Weidmanngasse 14
Weidmanngasse 14
Weidmanngasse 14, 1170 WienBaujahr: 1937-1937
Wohnungen: 18
Architekt: Konstantin Peller, Karl Julius Stoik
Weitere Adressen
Blumengasse 48, 1170 Wien
Wohnen in Wien
Zu Beginn der 1930er-Jahre wurde der kommunale Wohnungsbau durch die zunehmend schlechte Wirtschaftslage massiv eingeschränkt. Um für die arbeitslose Bevölkerung trotzdem Wohnraum und Beschäftigung schaffen zu können, ging die Stadt dazu über, am Stadtrand liegendes Bauland zu erschließen und so genannte "Erwerbslosensiedlungen" zur Verfügung zu stellen. Die Siedlungshäuser wurden von den späteren Bewohnern nach einem vorgegebenen Bebauungsplan selbst errichtet. Durch die Ausschaltung des Parlaments und die Einführung einer autoritären ständestaatlichen Verfassung verlor Wien 1934 den Status eines eigenen Bundeslandes.
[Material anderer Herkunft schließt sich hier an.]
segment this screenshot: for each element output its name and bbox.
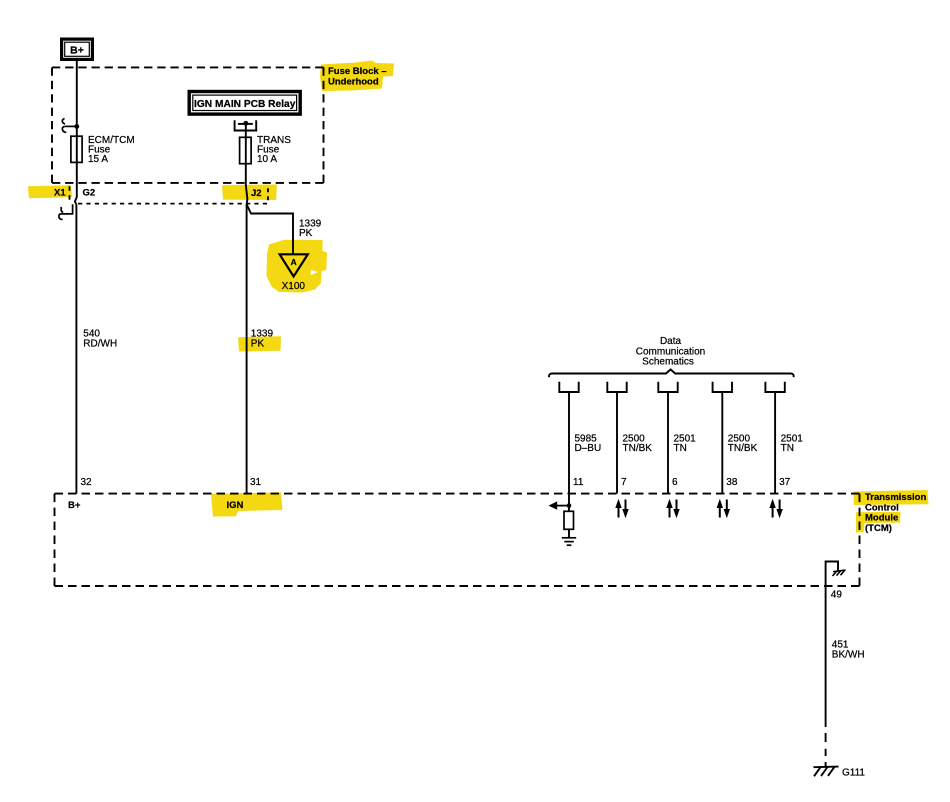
wire label: 451 BK/WH	[832, 639, 865, 660]
wire W3: 5985 D-BU	[568, 392, 570, 494]
data connector cup pin 7	[607, 382, 626, 392]
pin 11 internal: wire with left arrow	[568, 494, 570, 512]
svg-text:IGN: IGN	[227, 500, 244, 511]
highlighter marks (yellow)	[28, 61, 929, 533]
svg-text:TN: TN	[674, 443, 687, 454]
pin 37 bidirectional arrows	[769, 499, 782, 518]
wire: relay to TRANS fuse	[245, 124, 247, 164]
label: Data Communication Schematics	[636, 336, 705, 368]
data connector cup pin 38	[713, 382, 732, 392]
svg-text:IGN MAIN PCB Relay: IGN MAIN PCB Relay	[194, 99, 296, 110]
highlight: X100 splice blob	[267, 240, 328, 293]
svg-text:Underhood: Underhood	[328, 77, 379, 88]
svg-text:X100: X100	[282, 281, 306, 292]
svg-text:32: 32	[81, 477, 93, 488]
svg-text:10 A: 10 A	[257, 154, 277, 165]
svg-text:TN/BK: TN/BK	[728, 443, 758, 454]
highlight: Fuse Block label	[320, 61, 394, 92]
svg-text:BK/WH: BK/WH	[832, 650, 865, 661]
svg-text:B+: B+	[70, 44, 84, 56]
wire W7: 2501 TN	[774, 392, 776, 494]
white notch in X100 blob	[311, 270, 318, 276]
svg-text:A: A	[291, 257, 297, 267]
highlight: PK wire label	[238, 336, 281, 351]
pin 6 bidirectional arrows	[666, 499, 679, 518]
label: Fuse Block - Underhood	[328, 66, 387, 88]
pin 7 bidirectional arrows	[615, 499, 628, 518]
connector boundary lower dashed line	[78, 203, 267, 205]
connector hook below X1	[59, 204, 73, 219]
highlight: X1 label	[28, 185, 72, 198]
svg-text:G2: G2	[83, 188, 96, 199]
svg-text:B+: B+	[68, 500, 81, 511]
connector hook on B+ wire	[62, 119, 76, 133]
TCM dashed box	[55, 494, 860, 586]
battery feed B+ box	[62, 39, 93, 59]
data connector cup pin 6	[658, 382, 677, 392]
splice X100 triangle A	[280, 254, 308, 292]
label: Transmission Control Module (TCM)	[865, 492, 926, 534]
svg-text:(TCM): (TCM)	[865, 523, 892, 534]
svg-text:7: 7	[621, 477, 627, 488]
svg-text:TN/BK: TN/BK	[623, 443, 653, 454]
svg-text:6: 6	[672, 477, 678, 488]
value label: TRANS Fuse 10 A	[257, 135, 291, 165]
wire: TRANS fuse to J2	[246, 164, 248, 205]
svg-text:37: 37	[779, 477, 791, 488]
svg-text:49: 49	[831, 590, 843, 601]
wire W5: 2501 TN	[667, 392, 669, 494]
signal ground	[562, 538, 576, 545]
svg-text:15 A: 15 A	[88, 154, 108, 165]
svg-text:Schematics: Schematics	[642, 357, 694, 368]
fuse F2 TRANS 10A	[240, 137, 252, 163]
data connector cup pin 11	[559, 382, 578, 392]
highlight: Transmission line	[854, 490, 929, 505]
wire: branch from J2 to splice X100	[247, 204, 293, 254]
svg-text:G111: G111	[842, 768, 865, 779]
svg-text:38: 38	[726, 477, 738, 488]
svg-text:TN: TN	[781, 443, 794, 454]
connector boundary vertical dashes at X1	[69, 186, 71, 200]
connector labels X1 / G2	[54, 188, 95, 199]
svg-text:31: 31	[250, 477, 262, 488]
svg-text:Fuse Block –: Fuse Block –	[328, 66, 387, 77]
relay U1 IGN MAIN PCB Relay box	[189, 92, 300, 115]
internal chassis ground at pin 49	[826, 562, 838, 587]
highlight: IGN label	[211, 492, 283, 516]
wire label: 2501 TN	[674, 433, 697, 454]
junction dot on relay terminal	[243, 121, 248, 126]
svg-text:J2: J2	[251, 188, 262, 199]
connector boundary vertical dashes at J2	[267, 188, 269, 200]
fuse block dashed box	[52, 67, 324, 182]
wire: resistor to signal ground	[568, 529, 570, 537]
highlight: J2 label	[222, 185, 277, 201]
wire W1: 540 RD/WH down to TCM pin 32	[75, 205, 77, 494]
pin 38 bidirectional arrows	[717, 499, 730, 518]
ground G111	[814, 762, 839, 776]
wire label: 2500 TN/BK	[728, 433, 758, 454]
svg-text:PK: PK	[251, 338, 265, 349]
fuse F1 ECM/TCM 15A	[71, 136, 82, 162]
svg-text:RD/WH: RD/WH	[83, 338, 117, 349]
wire: B+ to ECM/TCM fuse	[76, 60, 78, 163]
wire W4: 2500 TN/BK	[616, 392, 618, 494]
svg-text:11: 11	[573, 477, 584, 488]
wire W8: 451 BK/WH	[825, 586, 827, 727]
relay output terminal cup	[235, 120, 257, 130]
wire label: 2501 TN	[781, 433, 804, 454]
value label: ECM/TCM Fuse 15 A	[88, 135, 135, 165]
wire label: 1339 PK	[251, 329, 274, 350]
wire: fuse to X1	[75, 162, 77, 204]
junction dot on B+ wire	[74, 124, 79, 129]
svg-text:X1: X1	[54, 188, 66, 199]
resistor inside TCM	[564, 511, 574, 529]
wire label: 2500 TN/BK	[623, 433, 653, 454]
data connector cup pin 37	[765, 382, 784, 392]
wire W6: 2500 TN/BK	[721, 392, 723, 494]
wire W2: IGN feed down to TCM pin 31	[246, 204, 248, 493]
wire label: 5985 D-BU	[575, 433, 602, 454]
highlight: Module + (TCM) sliver	[856, 512, 901, 533]
svg-text:PK: PK	[299, 228, 313, 239]
brace: Data Communication Schematics group	[549, 369, 794, 377]
wire label: 540 RD/WH	[83, 329, 117, 350]
wire label: 1339 PK (branch)	[299, 219, 322, 240]
svg-text:D–BU: D–BU	[575, 443, 602, 454]
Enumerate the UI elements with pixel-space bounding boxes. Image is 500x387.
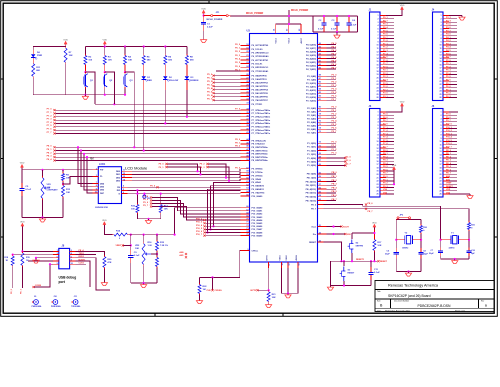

Der Wohnbau kam so gut wie zum Erliegen, und die Arbeitslosigkeit stieg weiter. Der wachsenden Unzufriedenheit in der Bevölkerung versuchte die Stadt entgegenzuwirken, indem sie Bauland zur Gründung autarker Wohneinheiten bereitstellte und so die Bewohner aus dem Elend der traditionellen Arbeiterbezirke an den grünen Stadtrand absiedelte.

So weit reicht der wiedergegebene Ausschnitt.